Il meglio: la lezione di Davigo sulla prescrizione. L’ex magistrato, persona integerrima al contrario dei politicanti che lo attaccano, ha tenuto una lezione che, ovviamente, sarà ignorata per partito preso. Ma chi ha ancora un poco di barlume dovrebbe leggerla. “Molti di coloro che vorrebbero il ritorno alla prescrizione che continua a decorrere anche dopo una condanna in primo grado si dichiarano europeisti, ma evidentemente ignorano la ben diversa posizione dell’Unione europea sulla questione… La Corte di giustizia dell’Unione europea (grande sezione), con sentenza 8 settembre 2015, aveva ritenuto che la previgente prescrizione italiana fosse in contrasto con l’art. 325 del Trattato sul funzionamento dell’Unione europea… Il ritorno al precedente sistema di prescrizione, invocato da alcune forze politiche anche in occasione della recente crisi di governo (ritorno sostenuto da + Europa, Forza Italia, Italia Viva, Lega e parte del PD; ndr), porterebbe all’apertura di una procedura d’infrazione contro l’Italia”. Europeisti quando fa comodo.
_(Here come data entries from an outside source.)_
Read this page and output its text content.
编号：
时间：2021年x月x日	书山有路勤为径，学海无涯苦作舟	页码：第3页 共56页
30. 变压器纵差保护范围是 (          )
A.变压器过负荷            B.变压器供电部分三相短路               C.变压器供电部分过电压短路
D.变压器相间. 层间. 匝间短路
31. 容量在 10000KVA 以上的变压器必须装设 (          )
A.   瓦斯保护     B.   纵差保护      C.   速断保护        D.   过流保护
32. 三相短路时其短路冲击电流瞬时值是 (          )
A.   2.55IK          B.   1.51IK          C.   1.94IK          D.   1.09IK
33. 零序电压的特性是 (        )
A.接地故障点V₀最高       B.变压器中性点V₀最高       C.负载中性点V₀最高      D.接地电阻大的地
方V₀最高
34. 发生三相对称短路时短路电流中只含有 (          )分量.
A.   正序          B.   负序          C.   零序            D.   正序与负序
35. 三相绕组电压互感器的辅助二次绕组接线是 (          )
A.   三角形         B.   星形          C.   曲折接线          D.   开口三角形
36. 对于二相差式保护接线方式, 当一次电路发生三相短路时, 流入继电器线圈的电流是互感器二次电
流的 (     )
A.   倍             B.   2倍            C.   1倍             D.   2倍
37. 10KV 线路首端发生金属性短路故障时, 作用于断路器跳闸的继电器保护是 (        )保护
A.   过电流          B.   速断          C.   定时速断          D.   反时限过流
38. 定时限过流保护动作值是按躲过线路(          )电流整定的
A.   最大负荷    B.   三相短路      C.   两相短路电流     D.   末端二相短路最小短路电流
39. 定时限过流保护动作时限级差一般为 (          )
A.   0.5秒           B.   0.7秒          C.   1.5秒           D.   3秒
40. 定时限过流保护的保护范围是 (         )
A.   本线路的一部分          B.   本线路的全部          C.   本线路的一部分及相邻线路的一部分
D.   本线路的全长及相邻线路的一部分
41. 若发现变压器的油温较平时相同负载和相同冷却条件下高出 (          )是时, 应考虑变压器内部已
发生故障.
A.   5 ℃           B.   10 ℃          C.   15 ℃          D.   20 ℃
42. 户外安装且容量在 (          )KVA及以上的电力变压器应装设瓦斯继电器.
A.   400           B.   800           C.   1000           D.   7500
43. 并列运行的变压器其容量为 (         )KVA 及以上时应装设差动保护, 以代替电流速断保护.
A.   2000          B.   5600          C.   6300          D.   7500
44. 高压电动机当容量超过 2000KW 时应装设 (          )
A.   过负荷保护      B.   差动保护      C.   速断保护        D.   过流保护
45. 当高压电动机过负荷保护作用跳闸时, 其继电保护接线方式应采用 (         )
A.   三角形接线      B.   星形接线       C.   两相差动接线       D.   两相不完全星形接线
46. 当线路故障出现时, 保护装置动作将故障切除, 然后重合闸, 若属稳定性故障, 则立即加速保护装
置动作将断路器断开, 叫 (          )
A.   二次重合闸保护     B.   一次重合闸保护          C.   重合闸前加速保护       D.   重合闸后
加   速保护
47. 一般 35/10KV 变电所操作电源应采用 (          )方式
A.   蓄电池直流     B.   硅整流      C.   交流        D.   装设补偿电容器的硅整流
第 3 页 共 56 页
Il peggio: anche le statue sorridono a Draghi. Ve lo giuro, è vera. L’ho letta venerdì 5 febbraio nella pagina 2 de La Repubblica. “Nella sala dei busti, attigua a quella dove Draghi tiene le sue udienze, persino Enrico De Nicola e Alcide De Gasperi si guardano e sembrano sorridere, come i personaggi di Una notte al Museo”. Senza parole!
Il meglio: la lezione di giornalismo di José María García. Una lezione che i giornalisti italiani non faranno mai propria. “La mia stella polare – sostiene da sempre il  giornalista sportivo di Madrid – è stata sempre questa: usare la frusta con i potenti, la compassione con i deboli“. Il giornalismo italiano, salvo rarissimi casi, usa la frusta contro i deboli e ha compassione per i potenti.
Il peggio: ottiene aiuti di Stato per la crisi da Covid e compra una Lamborghini. David Hines, giovane imprenditore di Miami, è finito sotto accusa per avere ottenuto 3,2 milioni di euro in aiuti federali a favore delle imprese in difficoltà causa Covid-19, utilizzati anche per acquistare una Lamborghini Huracán. Accade in America, dove un magistrato potrebbe spedirlo presto in carcere. In Italia sarebbe ospite di ogni peggiore trasmissione Tv, idolo dei social.
Il meglio: Lo sport deve tornare agli sportivi. Lo ha sostenuto, subito dopo l’elezione di Stefano Mei, campione europeo dei 10.000 metri, alla guida  della Fidal (Federazione italiana di atletica leggera), l’ex velocista, oggi commentatore RAI, Stefano Tilli: “Com’è possibile non vedere uno Jury Chechi presidente della ginnastica o un Antonio Rossi della canoa, com’è possibile che Pietro Mennea con quattro lauree non sia mai diventato presidente?“. Ciò che dice Tilli noi lo scriviamo da sempre, ma in Italia Jury Chechi, un mito dello sport nazionale, è stato battuto nelle elezioni dal dirigente fanese Gherardo Tecchi.